As climate-change-fuelled forest fires displace tens of thousands of Canadians, Carney announced a massive increase in military spending Monday to overcome “threats which felt far away and remote [that] are now immediate and acute.” In announcing an immediate $9 billion boost to a military budget that’s doubled over the past decade, the PM wasn’t citing the fires driving Canadians from their homes, but Russia and China.
Whatever one thinks about their internal politics or Russia’s illegal invasion of Ukraine, those two nations don’t pose a military threat to Canada. That’s abundantly clear from a quick glance at the geopolitical map. Canada has a thousand troops on Russia’s border in Latvia while Canadian warships and spy planes regularly pass near China’s territorial waters and airspace. Those countries don’t do anything remotely as threatening to Canada.
The US is the only country that could realistically invade Canada. Its president has repeatedly raised annexation but there’s no indication ‘our’ military has lessened its subservience to its US counterpart since Trump began his threats. Despite appeals, the Canadian forces have maintained a slew of aggressive international deployments alongside the US.

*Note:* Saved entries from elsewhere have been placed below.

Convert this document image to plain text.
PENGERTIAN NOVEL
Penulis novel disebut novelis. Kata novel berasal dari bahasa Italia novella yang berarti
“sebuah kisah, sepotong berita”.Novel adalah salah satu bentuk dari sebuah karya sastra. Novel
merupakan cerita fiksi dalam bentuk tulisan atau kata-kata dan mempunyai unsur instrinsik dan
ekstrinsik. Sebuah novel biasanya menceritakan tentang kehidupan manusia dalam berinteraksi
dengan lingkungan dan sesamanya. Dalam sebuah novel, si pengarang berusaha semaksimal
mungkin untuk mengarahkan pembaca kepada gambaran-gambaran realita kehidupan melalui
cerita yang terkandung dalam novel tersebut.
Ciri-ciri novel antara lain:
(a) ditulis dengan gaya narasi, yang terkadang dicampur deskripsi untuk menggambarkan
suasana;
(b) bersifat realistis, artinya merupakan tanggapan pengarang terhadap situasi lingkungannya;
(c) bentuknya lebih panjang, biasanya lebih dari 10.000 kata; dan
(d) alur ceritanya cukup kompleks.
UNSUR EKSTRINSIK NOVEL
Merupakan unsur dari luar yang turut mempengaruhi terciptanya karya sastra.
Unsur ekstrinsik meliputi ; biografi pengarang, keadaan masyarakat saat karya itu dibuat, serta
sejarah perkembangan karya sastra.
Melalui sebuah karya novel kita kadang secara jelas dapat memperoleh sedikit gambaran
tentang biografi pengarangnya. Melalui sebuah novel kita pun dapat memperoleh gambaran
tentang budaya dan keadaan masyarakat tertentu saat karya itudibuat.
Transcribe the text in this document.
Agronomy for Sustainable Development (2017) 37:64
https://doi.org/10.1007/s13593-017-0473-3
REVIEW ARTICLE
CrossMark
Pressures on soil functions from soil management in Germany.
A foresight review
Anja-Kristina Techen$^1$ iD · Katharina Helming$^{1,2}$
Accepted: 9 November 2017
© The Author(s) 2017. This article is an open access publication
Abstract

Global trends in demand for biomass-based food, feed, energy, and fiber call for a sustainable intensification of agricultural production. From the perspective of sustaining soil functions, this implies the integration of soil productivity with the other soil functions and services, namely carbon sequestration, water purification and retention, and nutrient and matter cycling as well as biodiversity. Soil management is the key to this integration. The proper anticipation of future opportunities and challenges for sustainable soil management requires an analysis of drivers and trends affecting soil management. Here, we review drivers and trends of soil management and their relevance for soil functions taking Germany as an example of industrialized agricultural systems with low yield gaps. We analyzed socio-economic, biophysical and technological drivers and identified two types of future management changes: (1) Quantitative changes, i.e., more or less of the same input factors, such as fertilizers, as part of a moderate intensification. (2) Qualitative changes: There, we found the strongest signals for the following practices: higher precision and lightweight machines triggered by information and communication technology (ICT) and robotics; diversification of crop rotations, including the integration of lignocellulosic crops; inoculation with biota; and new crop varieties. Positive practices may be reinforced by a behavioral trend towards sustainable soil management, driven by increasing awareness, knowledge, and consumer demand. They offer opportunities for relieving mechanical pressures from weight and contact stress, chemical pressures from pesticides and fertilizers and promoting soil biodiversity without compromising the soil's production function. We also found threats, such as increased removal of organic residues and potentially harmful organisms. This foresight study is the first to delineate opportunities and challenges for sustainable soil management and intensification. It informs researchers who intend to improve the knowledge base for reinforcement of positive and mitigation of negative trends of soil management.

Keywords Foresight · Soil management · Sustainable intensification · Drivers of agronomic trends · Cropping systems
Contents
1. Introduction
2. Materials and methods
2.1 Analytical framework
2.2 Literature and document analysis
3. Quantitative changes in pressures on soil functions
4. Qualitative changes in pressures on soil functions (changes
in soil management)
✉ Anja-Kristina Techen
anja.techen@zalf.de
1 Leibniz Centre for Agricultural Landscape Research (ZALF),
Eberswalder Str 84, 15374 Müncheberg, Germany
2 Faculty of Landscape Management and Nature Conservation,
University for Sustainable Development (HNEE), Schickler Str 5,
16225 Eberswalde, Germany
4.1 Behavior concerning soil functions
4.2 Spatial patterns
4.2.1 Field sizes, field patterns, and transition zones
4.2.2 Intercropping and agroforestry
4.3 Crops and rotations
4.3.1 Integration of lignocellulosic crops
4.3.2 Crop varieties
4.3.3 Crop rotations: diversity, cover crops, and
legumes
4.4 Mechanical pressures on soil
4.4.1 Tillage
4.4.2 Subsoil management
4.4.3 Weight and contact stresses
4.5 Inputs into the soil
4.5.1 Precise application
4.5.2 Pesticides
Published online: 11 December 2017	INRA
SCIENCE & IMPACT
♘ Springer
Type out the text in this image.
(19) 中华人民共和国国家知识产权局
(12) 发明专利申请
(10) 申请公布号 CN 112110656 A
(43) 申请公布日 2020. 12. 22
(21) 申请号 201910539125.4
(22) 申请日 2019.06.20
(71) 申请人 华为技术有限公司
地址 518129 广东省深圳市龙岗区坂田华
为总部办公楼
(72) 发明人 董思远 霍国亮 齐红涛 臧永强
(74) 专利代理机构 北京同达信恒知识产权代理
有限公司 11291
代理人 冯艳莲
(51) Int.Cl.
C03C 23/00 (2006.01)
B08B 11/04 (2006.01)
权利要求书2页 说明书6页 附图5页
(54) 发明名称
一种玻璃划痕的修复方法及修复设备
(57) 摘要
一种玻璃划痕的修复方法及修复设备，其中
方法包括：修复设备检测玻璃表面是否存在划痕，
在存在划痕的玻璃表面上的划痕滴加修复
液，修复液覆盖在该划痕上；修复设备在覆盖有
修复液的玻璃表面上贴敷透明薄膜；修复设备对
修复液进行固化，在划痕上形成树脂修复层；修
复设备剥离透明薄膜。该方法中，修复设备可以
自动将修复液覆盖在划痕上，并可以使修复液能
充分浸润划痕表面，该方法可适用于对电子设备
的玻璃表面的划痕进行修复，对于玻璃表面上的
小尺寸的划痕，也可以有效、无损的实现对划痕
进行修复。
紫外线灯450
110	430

While announcing his big win for Trump, Carney criticized the US. “We stood shoulder to shoulder with the Americans throughout the Cold War and in the decades that followed, as the United States played a dominant role on the world stage,” Carney said. “Today, that dominance is a thing of the past…. It is time for Canada to chart its own path and to assert itself on the international stage.” The aim of the rhetoric was to mask the gift to Trump, which the Wall Street Journal aptly reported thusly, “Canada plans to boost military spending this year, aiming to catch up to its NATO commitments and try to placate President Trump amid sensitive trade talks.”

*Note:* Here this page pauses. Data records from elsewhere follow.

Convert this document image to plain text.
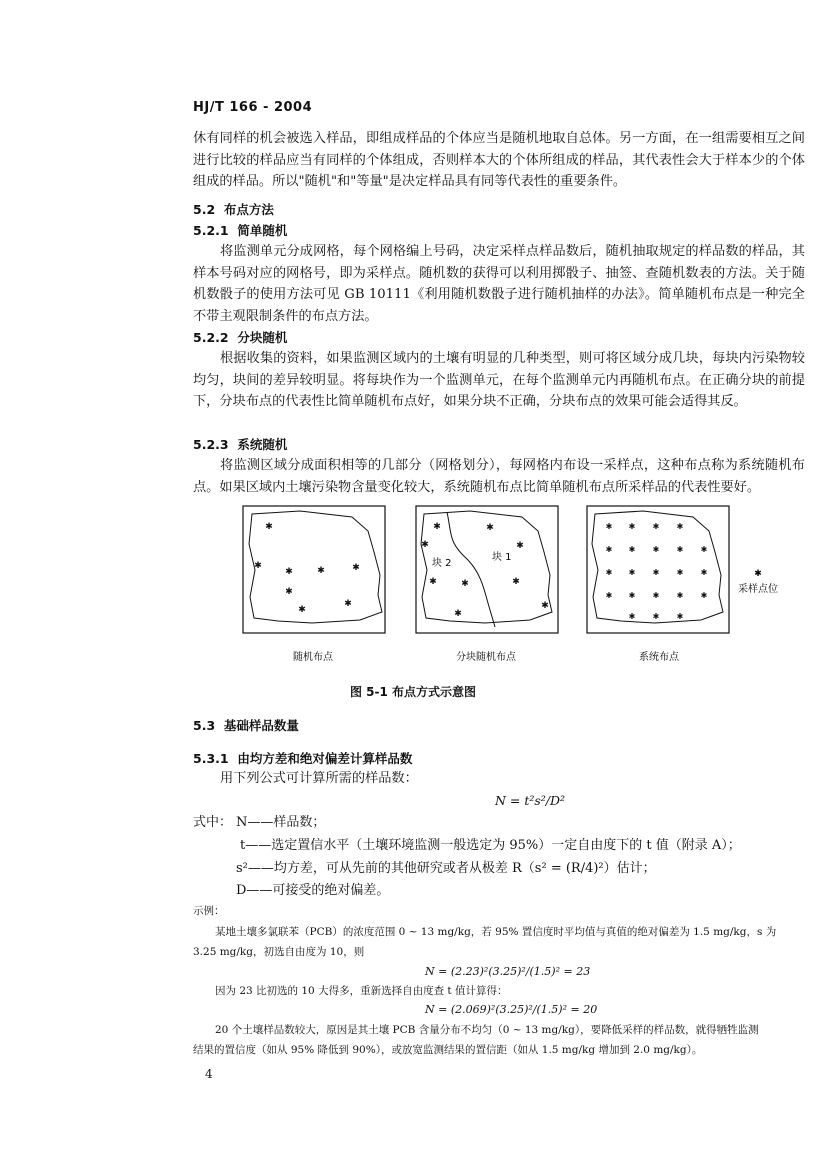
HJ/T 166 - 2004
休有同样的机会被选入样品，即组成样品的个体应当是随机地取自总体。另一方面，在一组需要相互之间进行比较的样品应当有同样的个体组成，否则样本大的个体所组成的样品，其代表性会大于样本少的个体组成的样品。所以"随机"和"等量"是决定样品具有同等代表性的重要条件。
5.2 布点方法
5.2.1 简单随机
将监测单元分成网格，每个网格编上号码，决定采样点样品数后，随机抽取规定的样品数的样品，其样本号码对应的网格号，即为采样点。随机数的获得可以利用掷骰子、抽签、查随机数表的方法。关于随机数骰子的使用方法可见 GB 10111《利用随机数骰子进行随机抽样的办法》。简单随机布点是一种完全不带主观限制条件的布点方法。
5.2.2 分块随机
根据收集的资料，如果监测区域内的土壤有明显的几种类型，则可将区域分成几块，每块内污染物较均匀，块间的差异较明显。将每块作为一个监测单元，在每个监测单元内再随机布点。在正确分块的前提下，分块布点的代表性比简单随机布点好，如果分块不正确，分块布点的效果可能会适得其反。
5.2.3 系统随机
将监测区域分成面积相等的几部分（网格划分），每网格内布设一采样点，这种布点称为系统随机布点。如果区域内土壤污染物含量变化较大，系统随机布点比简单随机布点所采样品的代表性要好。
✱
✱
✱	✱	✱
✱
✱
✱
块 2
块 1
✱	✱
✱	✱
✱	✱	✱
✱
✱
✱ ✱ ✱ ✱
✱ ✱ ✱ ✱ ✱
✱ ✱ ✱ ✱ ✱
✱ ✱ ✱ ✱ ✱
✱ ✱ ✱
✱
采样点位
随机布点	分块随机布点	系统布点
图 5-1 布点方式示意图
5.3 基础样品数量
5.3.1 由均方差和绝对偏差计算样品数
用下列公式可计算所需的样品数：
N = t²s²/D²
式中： N——样品数；
t——选定置信水平（土壤环境监测一般选定为 95%）一定自由度下的 t 值（附录 A）；
s²——均方差，可从先前的其他研究或者从极差 R（s² = (R/4)²）估计；
D——可接受的绝对偏差。
示例：
某地土壤多氯联苯（PCB）的浓度范围 0 ~ 13 mg/kg，若 95% 置信度时平均值与真值的绝对偏差为 1.5 mg/kg，s 为
3.25 mg/kg，初选自由度为 10，则
N = (2.23)²(3.25)²/(1.5)² = 23
因为 23 比初选的 10 大得多，重新选择自由度查 t 值计算得：
N = (2.069)²(3.25)²/(1.5)² = 20
20 个土壤样品数较大，原因是其土壤 PCB 含量分布不均匀（0 ~ 13 mg/kg），要降低采样的样品数，就得牺牲监测
结果的置信度（如从 95% 降低到 90%），或放宽监测结果的置信距（如从 1.5 mg/kg 增加到 2.0 mg/kg）。
4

In his military spending speech Carney declared, “We should no longer send three-quarters of our defence capital spending to America.” That’s also rhetoric designed to mask the benefits the US military industrial complex is likely to derive from the boost in military spending. According to the Wall Street Journal article, “Canadian officials have been making the pitch to U.S. negotiators that Canada will be in a position to make big deals with U.S. defense contractors, the people said.”
That could include Trump’s Golden Dome. On Wednesday CBC reported that the Carney government has expressed its willingness to participate in Trump’s missile “defence” system in exchange for tariff relief. The cost of participating in this initiative that will weaponize space and spur an arms race would likely be in the tens of billions of dollars.

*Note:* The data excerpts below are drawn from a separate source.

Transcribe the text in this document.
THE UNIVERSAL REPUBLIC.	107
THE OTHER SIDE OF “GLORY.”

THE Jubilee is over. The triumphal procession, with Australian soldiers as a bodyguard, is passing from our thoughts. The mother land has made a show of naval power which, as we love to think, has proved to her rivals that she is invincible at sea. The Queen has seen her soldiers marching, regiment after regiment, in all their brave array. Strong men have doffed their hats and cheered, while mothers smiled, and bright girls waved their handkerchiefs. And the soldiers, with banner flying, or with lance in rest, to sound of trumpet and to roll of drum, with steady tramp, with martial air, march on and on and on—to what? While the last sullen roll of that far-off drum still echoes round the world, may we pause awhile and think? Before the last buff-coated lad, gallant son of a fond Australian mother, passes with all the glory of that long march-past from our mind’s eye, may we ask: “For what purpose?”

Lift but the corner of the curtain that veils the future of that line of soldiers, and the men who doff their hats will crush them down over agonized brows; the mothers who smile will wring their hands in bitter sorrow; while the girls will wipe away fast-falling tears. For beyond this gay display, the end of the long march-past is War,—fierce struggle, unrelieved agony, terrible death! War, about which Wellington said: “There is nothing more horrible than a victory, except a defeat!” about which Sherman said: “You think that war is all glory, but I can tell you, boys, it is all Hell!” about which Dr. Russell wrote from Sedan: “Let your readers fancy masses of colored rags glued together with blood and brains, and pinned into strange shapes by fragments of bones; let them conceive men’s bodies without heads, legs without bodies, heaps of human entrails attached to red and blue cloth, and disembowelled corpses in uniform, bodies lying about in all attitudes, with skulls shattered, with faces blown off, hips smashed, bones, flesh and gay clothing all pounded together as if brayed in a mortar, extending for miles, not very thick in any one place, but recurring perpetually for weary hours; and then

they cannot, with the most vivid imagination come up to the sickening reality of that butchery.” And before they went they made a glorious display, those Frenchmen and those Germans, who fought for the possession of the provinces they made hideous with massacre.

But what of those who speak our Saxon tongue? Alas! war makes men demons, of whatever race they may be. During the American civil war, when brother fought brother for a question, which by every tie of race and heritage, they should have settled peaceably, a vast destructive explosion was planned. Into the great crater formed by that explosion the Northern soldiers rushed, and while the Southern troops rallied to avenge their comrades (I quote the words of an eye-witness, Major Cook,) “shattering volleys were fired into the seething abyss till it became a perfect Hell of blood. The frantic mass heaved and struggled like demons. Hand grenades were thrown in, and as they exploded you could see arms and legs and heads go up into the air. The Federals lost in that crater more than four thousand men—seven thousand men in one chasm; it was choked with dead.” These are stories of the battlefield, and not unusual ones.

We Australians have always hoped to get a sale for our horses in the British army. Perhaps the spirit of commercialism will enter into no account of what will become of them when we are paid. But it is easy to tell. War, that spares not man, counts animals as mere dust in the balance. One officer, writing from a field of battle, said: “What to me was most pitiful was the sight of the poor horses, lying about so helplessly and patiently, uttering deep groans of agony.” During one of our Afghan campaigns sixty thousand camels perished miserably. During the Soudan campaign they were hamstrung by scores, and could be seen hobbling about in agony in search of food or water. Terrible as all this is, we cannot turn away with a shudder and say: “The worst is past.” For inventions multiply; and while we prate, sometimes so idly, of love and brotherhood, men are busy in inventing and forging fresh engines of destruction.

Reaction in the media to an increase in war spending has largely been positive. The National Post, which is generally hostile to the Liberals, has been effusive with praise. The Conservatives and Bloc Québecois are basically on board.
The NDP has offered modest criticism. In their initial statement the strongest criticism was the “New Democrats are also concerned that this year’s $9 billion funding increase in defence will come at the expense of other programs and services that Canadians rely on.” The next day the party went a bit further in a press conference in which NDP interim leader Don Davies rejected the F-35 purchase and Golden Dome. He talked about an independent foreign policy but Davies also mentioned “NATO commitments”. It’s difficult for the NDP, especially foreign critic and likely leadership candidate Heather McPherson, to push back on increases to military spending when they part largely endorsed the US/NATO position on Russia and China.
Donald Trump has succeeded in getting Ottawa to massively increase military spending. Canadians will be worse off as a result. But it’s not too late to resist.